Do you have a question? Post it now! No Registration Necessary. Now with pictures!
- Posted on
- Thermal protection??
Re: Thermal protection??
On Tue, 11 Dec 2007 14:11:41 GMT, "Ed Medlin"
Well that was also roughly correspondant to the point where
AMD urged motherboards to have the thermal shutdown feature
so in many cases it may be true that a T-Bird based system
doesn't have the feature while an XP system does.
IMO, keeping parts from frying is a good goal but more often
people find minor problems with the shutdown as they may
have it set too low in their bios (some bios default to 70C
when the CPU temp reported is higher than actual, so
actually lower than 70C shutdown), or in other cases
especially with Intel processors some manufacturers
(especially in notebooks) may take the cheap way out and use
a lesser cooling depending on the processor throttling back,
when they would have had to engineer it better in the first
place if only run or crash were the alternatives.

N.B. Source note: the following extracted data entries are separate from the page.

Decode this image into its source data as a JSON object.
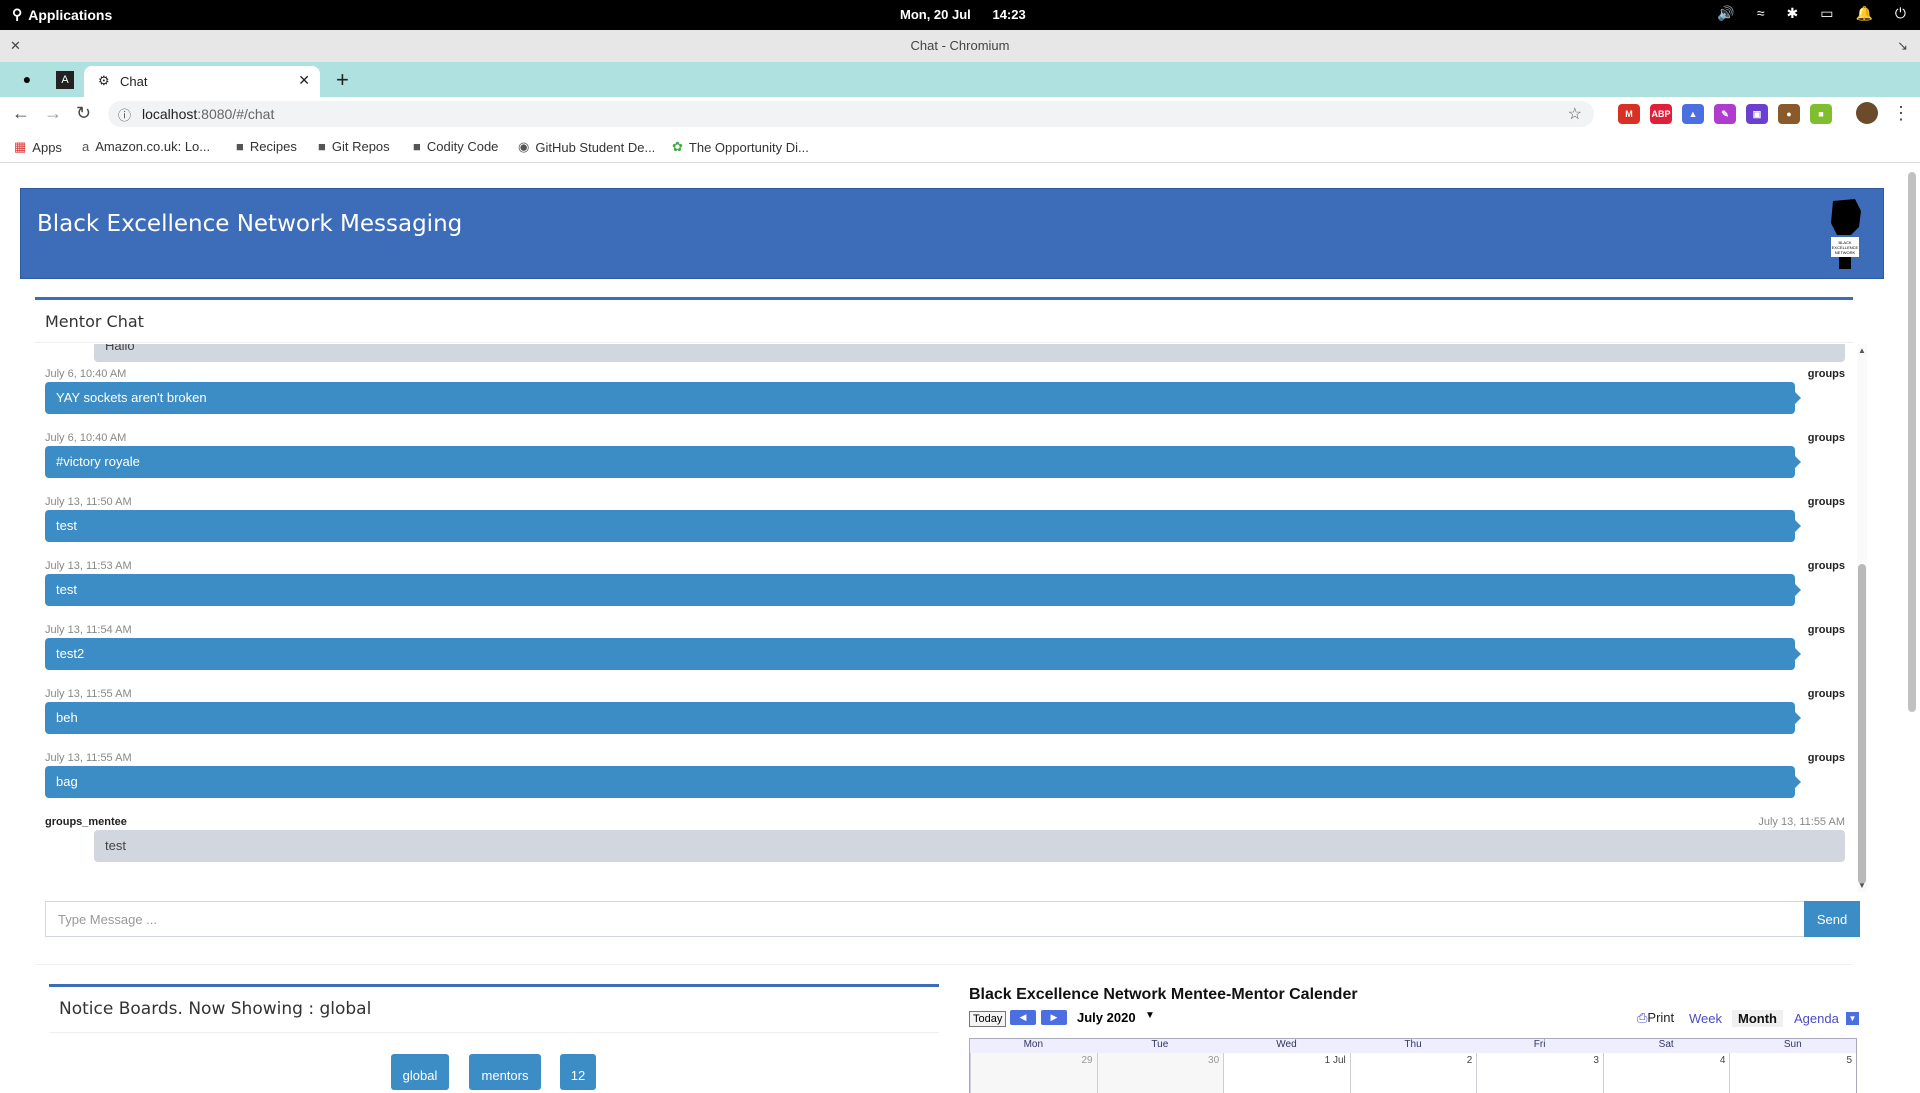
{
  "os_bar": {
    "applications_label": "Applications",
    "date": "Mon, 20 Jul",
    "time": "14:23",
    "tray_icons": [
      "volume-icon",
      "wifi-icon",
      "bluetooth-icon",
      "battery-icon",
      "notification-icon",
      "power-icon"
    ]
  },
  "window": {
    "title": "Chat - Chromium"
  },
  "browser": {
    "tab_title": "Chat",
    "url_host": "localhost",
    "url_rest": ":8080/#/chat",
    "extensions": [
      {
        "name": "gmail-ext",
        "label": "M",
        "color": "#d93025"
      },
      {
        "name": "adblock-ext",
        "label": "ABP",
        "color": "#e0203a"
      },
      {
        "name": "cap-ext",
        "label": "▲",
        "color": "#4b6fe0"
      },
      {
        "name": "pen-ext",
        "label": "✎",
        "color": "#b03ccf"
      },
      {
        "name": "twitch-ext",
        "label": "▣",
        "color": "#6d3fd0"
      },
      {
        "name": "cookie-ext",
        "label": "●",
        "color": "#8a5a2b"
      },
      {
        "name": "green-ext",
        "label": "■",
        "color": "#7fbf2f"
      }
    ],
    "bookmarks": [
      {
        "name": "bookmark-apps",
        "label": "Apps",
        "icon": "grid-icon"
      },
      {
        "name": "bookmark-amazon",
        "label": "Amazon.co.uk: Lo...",
        "icon": "amazon-icon"
      },
      {
        "name": "bookmark-recipes",
        "label": "Recipes",
        "icon": "folder-icon"
      },
      {
        "name": "bookmark-git-repos",
        "label": "Git Repos",
        "icon": "folder-icon"
      },
      {
        "name": "bookmark-codity",
        "label": "Codity Code",
        "icon": "folder-icon"
      },
      {
        "name": "bookmark-github",
        "label": "GitHub Student De...",
        "icon": "github-icon"
      },
      {
        "name": "bookmark-opportunity",
        "label": "The Opportunity Di...",
        "icon": "leaf-icon"
      }
    ]
  },
  "page": {
    "banner_title": "Black Excellence Network Messaging",
    "logo_text": "BLACK EXCELLENCE NETWORK",
    "chat": {
      "header": "Mentor Chat",
      "partial_top_message": "Hallo",
      "messages": [
        {
          "time": "July 6, 10:40 AM",
          "sender": "groups",
          "text": "YAY sockets aren't broken",
          "side": "right"
        },
        {
          "time": "July 6, 10:40 AM",
          "sender": "groups",
          "text": "#victory royale",
          "side": "right"
        },
        {
          "time": "July 13, 11:50 AM",
          "sender": "groups",
          "text": "test",
          "side": "right"
        },
        {
          "time": "July 13, 11:53 AM",
          "sender": "groups",
          "text": "test",
          "side": "right"
        },
        {
          "time": "July 13, 11:54 AM",
          "sender": "groups",
          "text": "test2",
          "side": "right"
        },
        {
          "time": "July 13, 11:55 AM",
          "sender": "groups",
          "text": "beh",
          "side": "right"
        },
        {
          "time": "July 13, 11:55 AM",
          "sender": "groups",
          "text": "bag",
          "side": "right"
        },
        {
          "time": "July 13, 11:55 AM",
          "sender": "groups_mentee",
          "text": "test",
          "side": "left"
        }
      ],
      "input_placeholder": "Type Message ...",
      "send_label": "Send"
    },
    "notice": {
      "title": "Notice Boards. Now Showing : global",
      "buttons": [
        "global",
        "mentors",
        "12"
      ]
    },
    "calendar": {
      "title": "Black Excellence Network Mentee-Mentor Calender",
      "today_label": "Today",
      "month_label": "July 2020",
      "print_label": "Print",
      "views": [
        "Week",
        "Month",
        "Agenda"
      ],
      "active_view": "Month",
      "weekdays": [
        "Mon",
        "Tue",
        "Wed",
        "Thu",
        "Fri",
        "Sat",
        "Sun"
      ],
      "first_week": [
        "29",
        "30",
        "1 Jul",
        "2",
        "3",
        "4",
        "5"
      ]
    }
  }
}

Maybe I'm just lucky or more careful installing heatsinks
and picking fans, but I never see shutdown protection
activating, before then with an AMD CPU you will have
errors, crashes. I suppose with a low-end part running at
the slower to slowest speed released for that core, it might
be possible it stays stable up to the point of a thermal
shutdown threshold, but with these lower speed parts it is
all that much more difficult to make it overheat to that
point unless the fan failed or the heatsink fell off... or
if the system was really badly designed per the environment
including a terrible heatsink, but event the stock heatsink
is reasonable enough.
IMO, more significant are older users who were accustomed to
past generation systems that would run for several years
before dust buildup became significant enough to matter, I
used to find systems that must've had parts buried under the
blanket of dust inside but they still ran fine until the
fan(s) failed. I expect such users will think to themselves
that they shouldn't have to clean out their current gen.
system more often than they did past systems, overlooking
that the airflow rate is higher so in the same environment
it will build up dust faster. Even then, errors or
throttling should happen before a shutdown.